The film stars some of the great French actors, including Danielle Darrieux, Ophuls favourite actress. She has the look and perfectly delivers the emotion required for the role and is one of France’s most popular actresses. On an extra on the disc it is said that Darrieux perfected a blank look on her face that also said much about the character she played and had a complicit working relationship with Ophuls. Her two co-stars are also big names. Charles Boyer had been a famous actor in France in the 1930s before he was lured to Hollywood where he remained for many years and became known there as the ‘French lover’, a title that he and Hollywood used to effect. Madame de… signalled his return to France, but his star pretensions didn’t warm to the crew on the film who, on extras on the disc, speak of the actor’s diva like behaviour and demands. The other big name in the film is Vittorio de Sica, who had multiple roles in the history of cinema as both an actor and a director, perhaps best known as the director of one of the greatest of all Italian neo-realist films, Bicycle Thieves (1946). As an actor he also appeared in over 100 films, both in Europe and Hollywood and in his later career he also directed many of Sophia Loren’s best Italian films. Here, in Madame de…, he is perfectly cast as the middle-aged, grey haired and elegant Italian ambassador.

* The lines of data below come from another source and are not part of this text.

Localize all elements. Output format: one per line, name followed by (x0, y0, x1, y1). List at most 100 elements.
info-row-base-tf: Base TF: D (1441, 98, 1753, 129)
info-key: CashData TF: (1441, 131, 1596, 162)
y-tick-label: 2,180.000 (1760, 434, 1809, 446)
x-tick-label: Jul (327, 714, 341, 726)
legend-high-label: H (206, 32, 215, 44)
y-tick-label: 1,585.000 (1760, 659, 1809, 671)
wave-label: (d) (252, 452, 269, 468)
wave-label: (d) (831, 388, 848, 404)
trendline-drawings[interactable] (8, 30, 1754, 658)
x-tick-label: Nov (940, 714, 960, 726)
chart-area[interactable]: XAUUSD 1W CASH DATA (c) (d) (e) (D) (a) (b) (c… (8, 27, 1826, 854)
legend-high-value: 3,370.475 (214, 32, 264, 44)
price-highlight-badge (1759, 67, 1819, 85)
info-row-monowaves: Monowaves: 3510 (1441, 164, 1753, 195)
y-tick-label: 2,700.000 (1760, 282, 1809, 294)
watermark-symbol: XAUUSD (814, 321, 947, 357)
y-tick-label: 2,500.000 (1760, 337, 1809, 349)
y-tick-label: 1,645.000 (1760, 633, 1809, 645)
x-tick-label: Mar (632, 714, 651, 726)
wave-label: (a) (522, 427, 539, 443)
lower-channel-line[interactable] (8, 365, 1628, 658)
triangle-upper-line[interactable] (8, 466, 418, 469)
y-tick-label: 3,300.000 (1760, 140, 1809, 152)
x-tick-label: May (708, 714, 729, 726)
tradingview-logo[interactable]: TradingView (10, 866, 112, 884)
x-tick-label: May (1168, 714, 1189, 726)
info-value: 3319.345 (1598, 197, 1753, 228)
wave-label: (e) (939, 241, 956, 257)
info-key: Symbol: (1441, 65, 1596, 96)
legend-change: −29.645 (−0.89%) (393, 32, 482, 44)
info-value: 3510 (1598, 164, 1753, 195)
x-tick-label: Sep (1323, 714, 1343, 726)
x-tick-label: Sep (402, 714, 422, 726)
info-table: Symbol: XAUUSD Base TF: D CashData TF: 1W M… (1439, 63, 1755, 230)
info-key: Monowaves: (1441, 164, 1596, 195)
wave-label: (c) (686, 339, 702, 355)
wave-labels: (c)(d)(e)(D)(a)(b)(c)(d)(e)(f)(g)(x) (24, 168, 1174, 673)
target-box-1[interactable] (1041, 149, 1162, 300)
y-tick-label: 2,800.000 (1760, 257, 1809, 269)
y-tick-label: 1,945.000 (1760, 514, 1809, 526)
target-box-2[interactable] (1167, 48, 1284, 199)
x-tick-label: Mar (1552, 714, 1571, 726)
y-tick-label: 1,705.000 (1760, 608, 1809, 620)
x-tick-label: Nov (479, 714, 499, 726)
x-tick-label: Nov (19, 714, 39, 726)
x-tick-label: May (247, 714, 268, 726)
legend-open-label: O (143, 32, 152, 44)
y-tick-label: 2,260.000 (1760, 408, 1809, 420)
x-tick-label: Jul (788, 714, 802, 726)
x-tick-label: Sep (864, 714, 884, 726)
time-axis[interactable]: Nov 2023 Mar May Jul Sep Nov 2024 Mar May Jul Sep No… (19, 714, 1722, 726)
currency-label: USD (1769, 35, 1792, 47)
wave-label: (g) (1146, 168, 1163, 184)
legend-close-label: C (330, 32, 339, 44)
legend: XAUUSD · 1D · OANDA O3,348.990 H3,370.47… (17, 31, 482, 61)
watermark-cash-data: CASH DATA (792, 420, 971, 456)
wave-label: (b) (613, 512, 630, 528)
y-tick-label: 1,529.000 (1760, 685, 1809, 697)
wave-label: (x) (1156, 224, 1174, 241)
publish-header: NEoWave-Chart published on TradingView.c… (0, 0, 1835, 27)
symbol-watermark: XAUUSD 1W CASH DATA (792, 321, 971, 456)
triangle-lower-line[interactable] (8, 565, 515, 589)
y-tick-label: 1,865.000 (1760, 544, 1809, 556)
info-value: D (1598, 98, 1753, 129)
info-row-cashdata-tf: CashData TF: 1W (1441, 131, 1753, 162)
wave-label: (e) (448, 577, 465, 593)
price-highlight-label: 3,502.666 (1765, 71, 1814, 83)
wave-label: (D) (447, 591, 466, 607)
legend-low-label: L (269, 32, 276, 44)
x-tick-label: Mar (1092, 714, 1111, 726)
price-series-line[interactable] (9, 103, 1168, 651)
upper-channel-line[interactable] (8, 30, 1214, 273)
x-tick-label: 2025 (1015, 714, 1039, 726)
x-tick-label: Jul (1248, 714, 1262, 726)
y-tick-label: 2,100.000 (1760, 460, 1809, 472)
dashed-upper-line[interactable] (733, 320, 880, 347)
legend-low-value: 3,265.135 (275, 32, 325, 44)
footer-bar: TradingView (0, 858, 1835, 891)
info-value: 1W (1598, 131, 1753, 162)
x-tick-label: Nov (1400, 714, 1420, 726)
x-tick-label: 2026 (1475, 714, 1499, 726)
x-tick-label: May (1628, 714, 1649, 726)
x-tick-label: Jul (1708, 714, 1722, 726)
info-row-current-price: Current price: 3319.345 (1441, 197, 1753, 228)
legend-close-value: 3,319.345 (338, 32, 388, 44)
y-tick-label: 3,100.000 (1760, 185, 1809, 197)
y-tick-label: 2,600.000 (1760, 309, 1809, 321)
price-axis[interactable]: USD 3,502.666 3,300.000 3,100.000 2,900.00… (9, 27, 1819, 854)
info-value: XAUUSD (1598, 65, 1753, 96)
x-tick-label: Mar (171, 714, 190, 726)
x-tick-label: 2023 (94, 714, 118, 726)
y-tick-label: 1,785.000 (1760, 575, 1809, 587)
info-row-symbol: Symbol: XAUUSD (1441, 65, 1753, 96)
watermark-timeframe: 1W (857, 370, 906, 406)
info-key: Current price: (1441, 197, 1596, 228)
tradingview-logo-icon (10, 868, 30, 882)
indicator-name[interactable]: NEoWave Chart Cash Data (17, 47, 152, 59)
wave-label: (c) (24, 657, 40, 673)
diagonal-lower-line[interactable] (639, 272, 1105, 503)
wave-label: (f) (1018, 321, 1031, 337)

BFI’s release of Madame de… gives absolute justice to the now almost forgotten brilliance of this film. The restoration of the film looks perfect and silvery on Blu-ray, bringing out the films bourgeois elegance and lighting on the actors faces as the camera moves gracefully like a waltz around the sets. Extras on the disc are also superb as surviving actors and crew members of the film recall its making and its director including a 2005 interview with Alain Jessua who was a young assistant director on the film and talks with great affection about Ophuls. There is also an hour long documentary on the Making Of the film as well as a booklet with some interesting essays by the likes of Laura Mulvey among others.